A new version of the iconic Punch & Judy show aimed will make its debut at a national festival taking place next month.
Tackling issues pertinent to women and LGBTQ+ communities, the show is being developed by drama experts at the University of Exeter and will be unveiled for the first time at Being Human, the UK's free festival of the humanities.
It follows on from a successful project undertaken by the team this year to create a more contemporary, gender-balanced version of the show, which played at the annual Covent Garden May Fayre and Puppet Festival, and at seaside and tourist venues in Devon throughout the summer.
The performances are part of the public outreach of a three-year research programme called The Judy Project, which is investigating the roles that women have played in this puppetry tradition over the past 360 years and how gender is portrayed through the artform.
"Punch began life as a character who performed for largely adult audiences," says Dr Alissa Mello, the project's lead and Marie Sklodowska-Curie Postdoctoral Research Fellow in Exeter's Department of Communications, Drama and Film. "As Punch & Judy moved from 18th century urban theatres and strolling players to the streets and seasides of late 19th century England, its content evolved to reflect the new audiences it was playing to."

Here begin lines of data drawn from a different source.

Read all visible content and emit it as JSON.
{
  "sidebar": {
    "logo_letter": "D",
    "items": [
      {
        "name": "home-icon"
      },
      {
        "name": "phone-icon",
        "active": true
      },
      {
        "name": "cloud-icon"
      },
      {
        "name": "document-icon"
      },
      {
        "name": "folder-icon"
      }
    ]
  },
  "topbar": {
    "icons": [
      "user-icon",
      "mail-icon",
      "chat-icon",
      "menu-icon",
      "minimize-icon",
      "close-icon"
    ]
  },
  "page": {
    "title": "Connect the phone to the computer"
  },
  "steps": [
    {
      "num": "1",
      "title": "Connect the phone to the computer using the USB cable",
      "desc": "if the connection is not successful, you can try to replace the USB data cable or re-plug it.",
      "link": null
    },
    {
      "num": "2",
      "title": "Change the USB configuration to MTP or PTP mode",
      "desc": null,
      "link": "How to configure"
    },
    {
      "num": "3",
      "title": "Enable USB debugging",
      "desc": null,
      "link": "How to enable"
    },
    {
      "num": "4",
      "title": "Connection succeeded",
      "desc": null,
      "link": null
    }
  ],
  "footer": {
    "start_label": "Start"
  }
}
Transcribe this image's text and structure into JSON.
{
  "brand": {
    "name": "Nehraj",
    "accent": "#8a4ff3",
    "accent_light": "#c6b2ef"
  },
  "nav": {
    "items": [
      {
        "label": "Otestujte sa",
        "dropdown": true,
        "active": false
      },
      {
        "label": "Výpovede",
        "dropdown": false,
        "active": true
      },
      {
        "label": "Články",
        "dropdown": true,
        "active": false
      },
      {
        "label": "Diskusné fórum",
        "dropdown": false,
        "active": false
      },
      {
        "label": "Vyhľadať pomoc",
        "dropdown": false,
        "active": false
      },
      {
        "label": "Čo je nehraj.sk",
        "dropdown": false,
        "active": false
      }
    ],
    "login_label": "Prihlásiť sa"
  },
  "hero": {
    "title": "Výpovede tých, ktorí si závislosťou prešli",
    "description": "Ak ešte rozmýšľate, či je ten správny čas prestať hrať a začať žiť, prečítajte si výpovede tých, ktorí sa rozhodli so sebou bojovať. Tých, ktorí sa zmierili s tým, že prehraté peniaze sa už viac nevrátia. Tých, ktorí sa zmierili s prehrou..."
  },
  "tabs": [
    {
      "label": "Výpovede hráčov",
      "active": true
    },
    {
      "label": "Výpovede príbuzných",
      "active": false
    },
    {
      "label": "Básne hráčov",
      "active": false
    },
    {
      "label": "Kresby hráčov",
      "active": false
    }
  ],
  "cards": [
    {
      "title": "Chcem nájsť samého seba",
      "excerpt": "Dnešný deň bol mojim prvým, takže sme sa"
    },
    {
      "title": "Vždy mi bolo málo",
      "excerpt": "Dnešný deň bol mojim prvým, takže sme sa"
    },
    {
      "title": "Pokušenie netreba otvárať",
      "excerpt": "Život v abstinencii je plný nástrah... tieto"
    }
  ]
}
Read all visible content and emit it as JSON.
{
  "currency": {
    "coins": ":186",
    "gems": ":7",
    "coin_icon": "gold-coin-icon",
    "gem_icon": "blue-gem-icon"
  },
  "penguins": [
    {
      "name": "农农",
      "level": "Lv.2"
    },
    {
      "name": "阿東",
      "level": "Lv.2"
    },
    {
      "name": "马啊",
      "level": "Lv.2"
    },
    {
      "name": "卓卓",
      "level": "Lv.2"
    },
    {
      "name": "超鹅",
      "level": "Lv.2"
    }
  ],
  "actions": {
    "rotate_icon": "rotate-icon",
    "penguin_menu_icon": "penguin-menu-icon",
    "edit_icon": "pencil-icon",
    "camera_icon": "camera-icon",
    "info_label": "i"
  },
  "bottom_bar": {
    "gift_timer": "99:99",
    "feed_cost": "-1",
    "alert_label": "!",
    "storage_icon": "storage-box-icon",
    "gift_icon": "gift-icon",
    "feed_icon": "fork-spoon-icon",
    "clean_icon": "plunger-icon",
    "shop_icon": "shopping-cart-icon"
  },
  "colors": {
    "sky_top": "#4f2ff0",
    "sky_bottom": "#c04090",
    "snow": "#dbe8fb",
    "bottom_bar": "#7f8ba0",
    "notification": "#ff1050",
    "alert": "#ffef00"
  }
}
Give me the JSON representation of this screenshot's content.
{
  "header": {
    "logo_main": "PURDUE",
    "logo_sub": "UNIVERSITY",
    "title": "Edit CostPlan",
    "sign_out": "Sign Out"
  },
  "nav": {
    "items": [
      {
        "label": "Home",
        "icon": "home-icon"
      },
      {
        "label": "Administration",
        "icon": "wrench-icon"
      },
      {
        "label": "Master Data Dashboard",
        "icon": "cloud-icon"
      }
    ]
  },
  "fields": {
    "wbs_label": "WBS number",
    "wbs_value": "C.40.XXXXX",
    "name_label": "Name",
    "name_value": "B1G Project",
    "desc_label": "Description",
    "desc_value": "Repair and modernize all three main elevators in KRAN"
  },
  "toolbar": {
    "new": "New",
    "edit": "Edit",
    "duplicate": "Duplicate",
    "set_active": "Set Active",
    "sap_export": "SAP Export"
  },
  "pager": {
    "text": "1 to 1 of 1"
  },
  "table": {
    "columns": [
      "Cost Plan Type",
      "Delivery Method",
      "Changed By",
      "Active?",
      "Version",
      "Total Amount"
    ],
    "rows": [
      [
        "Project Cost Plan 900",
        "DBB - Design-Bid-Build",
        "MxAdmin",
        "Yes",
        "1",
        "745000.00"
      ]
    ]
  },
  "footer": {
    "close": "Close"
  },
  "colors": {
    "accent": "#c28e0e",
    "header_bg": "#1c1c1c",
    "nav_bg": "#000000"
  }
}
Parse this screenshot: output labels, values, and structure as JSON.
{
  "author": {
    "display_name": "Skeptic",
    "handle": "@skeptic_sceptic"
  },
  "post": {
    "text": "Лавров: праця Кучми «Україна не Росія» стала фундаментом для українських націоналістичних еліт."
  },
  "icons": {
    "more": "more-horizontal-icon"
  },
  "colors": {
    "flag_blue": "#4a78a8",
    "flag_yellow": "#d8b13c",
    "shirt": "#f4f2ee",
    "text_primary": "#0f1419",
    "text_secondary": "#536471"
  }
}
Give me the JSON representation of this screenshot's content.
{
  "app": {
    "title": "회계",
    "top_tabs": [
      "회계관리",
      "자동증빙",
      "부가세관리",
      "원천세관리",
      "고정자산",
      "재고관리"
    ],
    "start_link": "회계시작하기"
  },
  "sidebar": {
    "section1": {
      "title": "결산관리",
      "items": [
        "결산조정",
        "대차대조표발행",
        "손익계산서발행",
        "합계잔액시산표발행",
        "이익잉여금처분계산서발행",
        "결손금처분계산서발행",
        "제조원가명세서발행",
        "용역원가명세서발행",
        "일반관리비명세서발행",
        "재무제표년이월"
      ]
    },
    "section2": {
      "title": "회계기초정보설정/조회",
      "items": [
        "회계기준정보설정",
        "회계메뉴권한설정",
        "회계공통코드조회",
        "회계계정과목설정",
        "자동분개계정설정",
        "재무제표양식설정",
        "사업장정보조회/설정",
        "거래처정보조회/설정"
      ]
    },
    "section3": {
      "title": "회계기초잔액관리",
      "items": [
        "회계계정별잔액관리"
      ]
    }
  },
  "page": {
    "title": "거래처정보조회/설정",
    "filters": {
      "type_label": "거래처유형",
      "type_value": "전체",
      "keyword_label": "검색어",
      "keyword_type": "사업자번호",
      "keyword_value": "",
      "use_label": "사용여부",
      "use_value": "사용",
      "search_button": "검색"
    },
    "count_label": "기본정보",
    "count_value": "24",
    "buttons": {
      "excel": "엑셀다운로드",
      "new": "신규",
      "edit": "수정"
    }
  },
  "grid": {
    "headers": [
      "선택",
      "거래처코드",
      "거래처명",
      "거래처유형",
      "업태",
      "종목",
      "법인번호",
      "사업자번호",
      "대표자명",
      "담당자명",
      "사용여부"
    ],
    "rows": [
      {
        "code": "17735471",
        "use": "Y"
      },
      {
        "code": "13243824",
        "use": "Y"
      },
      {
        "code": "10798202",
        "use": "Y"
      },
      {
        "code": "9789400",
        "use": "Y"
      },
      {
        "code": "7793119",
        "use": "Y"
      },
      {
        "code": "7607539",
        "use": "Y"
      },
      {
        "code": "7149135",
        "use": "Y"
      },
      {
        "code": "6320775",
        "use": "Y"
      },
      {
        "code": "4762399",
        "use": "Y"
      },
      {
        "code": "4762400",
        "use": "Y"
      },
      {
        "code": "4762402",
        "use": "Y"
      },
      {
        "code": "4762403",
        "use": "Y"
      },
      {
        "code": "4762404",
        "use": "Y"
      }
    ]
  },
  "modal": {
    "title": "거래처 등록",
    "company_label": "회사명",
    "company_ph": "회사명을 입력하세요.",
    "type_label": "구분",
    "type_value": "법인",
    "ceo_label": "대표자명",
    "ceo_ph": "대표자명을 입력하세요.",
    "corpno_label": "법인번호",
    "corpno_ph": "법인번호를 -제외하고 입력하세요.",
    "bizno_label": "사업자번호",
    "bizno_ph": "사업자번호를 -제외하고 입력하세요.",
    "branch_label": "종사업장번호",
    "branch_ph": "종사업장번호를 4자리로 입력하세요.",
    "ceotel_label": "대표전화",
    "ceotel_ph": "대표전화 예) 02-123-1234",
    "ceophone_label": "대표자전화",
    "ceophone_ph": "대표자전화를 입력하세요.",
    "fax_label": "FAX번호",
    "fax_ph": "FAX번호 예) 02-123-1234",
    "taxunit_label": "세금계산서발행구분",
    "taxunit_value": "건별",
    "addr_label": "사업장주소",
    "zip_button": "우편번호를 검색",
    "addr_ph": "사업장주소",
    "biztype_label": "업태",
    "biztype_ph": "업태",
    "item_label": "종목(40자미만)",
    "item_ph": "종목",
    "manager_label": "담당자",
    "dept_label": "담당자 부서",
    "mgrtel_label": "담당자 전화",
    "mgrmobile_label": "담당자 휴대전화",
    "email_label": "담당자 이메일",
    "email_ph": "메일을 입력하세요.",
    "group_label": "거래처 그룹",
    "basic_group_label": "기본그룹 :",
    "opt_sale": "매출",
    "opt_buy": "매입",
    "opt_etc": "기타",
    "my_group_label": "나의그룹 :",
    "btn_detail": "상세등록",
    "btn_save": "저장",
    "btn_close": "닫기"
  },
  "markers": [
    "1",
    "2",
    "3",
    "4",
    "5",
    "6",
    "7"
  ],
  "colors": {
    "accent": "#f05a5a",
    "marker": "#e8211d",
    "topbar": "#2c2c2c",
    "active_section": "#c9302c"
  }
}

"Now, thanks to this funding we have received from Being Human, we have the opportunity to revisit what a show might look like for a contemporary adult audience."
Rehearsals for the new show are currently taking place and will be led by emerging Punch Professor Nephew Spike Bones and the team at Promenade Promotions (Prom-Prom) Limited - a social enterprise supporting traditional forms of seaside entertainment and culture. It will then debut across two performances in Cornwall and Devon on 9 and 10 November, alongside four of the family-friendly contemporary version.
"The public response to the work we have done so far has been universally positive," says Dr Tony Lidington, Senior Lecturer in Drama and an expert in British popular entertainment. "Young and old, traditionalists to those with a taste for alternative cultures, the show has drawn praise for the way in which it has updated the story without losing its appeal for all ages.
"Puppetry often contains adult themes and resonances that are embedded within the form of family entertainment, and this new version will enable Spike and the team to explore some of those darker elements."
"We don't know if it will work… yet!" adds Spike. "But there is a tradition in the popular performing arts of the seamier side being exposed on occasions - indeed, pantomimes still do this. So, it could be argued that this is all part of the carnivalesque misrule of popular culture, where beauty is represented by the grotesque, youth and old age are swapped and the sacred becomes profane."
The Judy Project: A Critical and Historical Investigation of Women and Puppetry from the Eighteenth to the Twenty-First Century has been funded by the European Union's Horizon 2020 research and innovation programme under the Marie Skłodowska-Curie grant and the University of Exeter's Public Engagement with Research fund.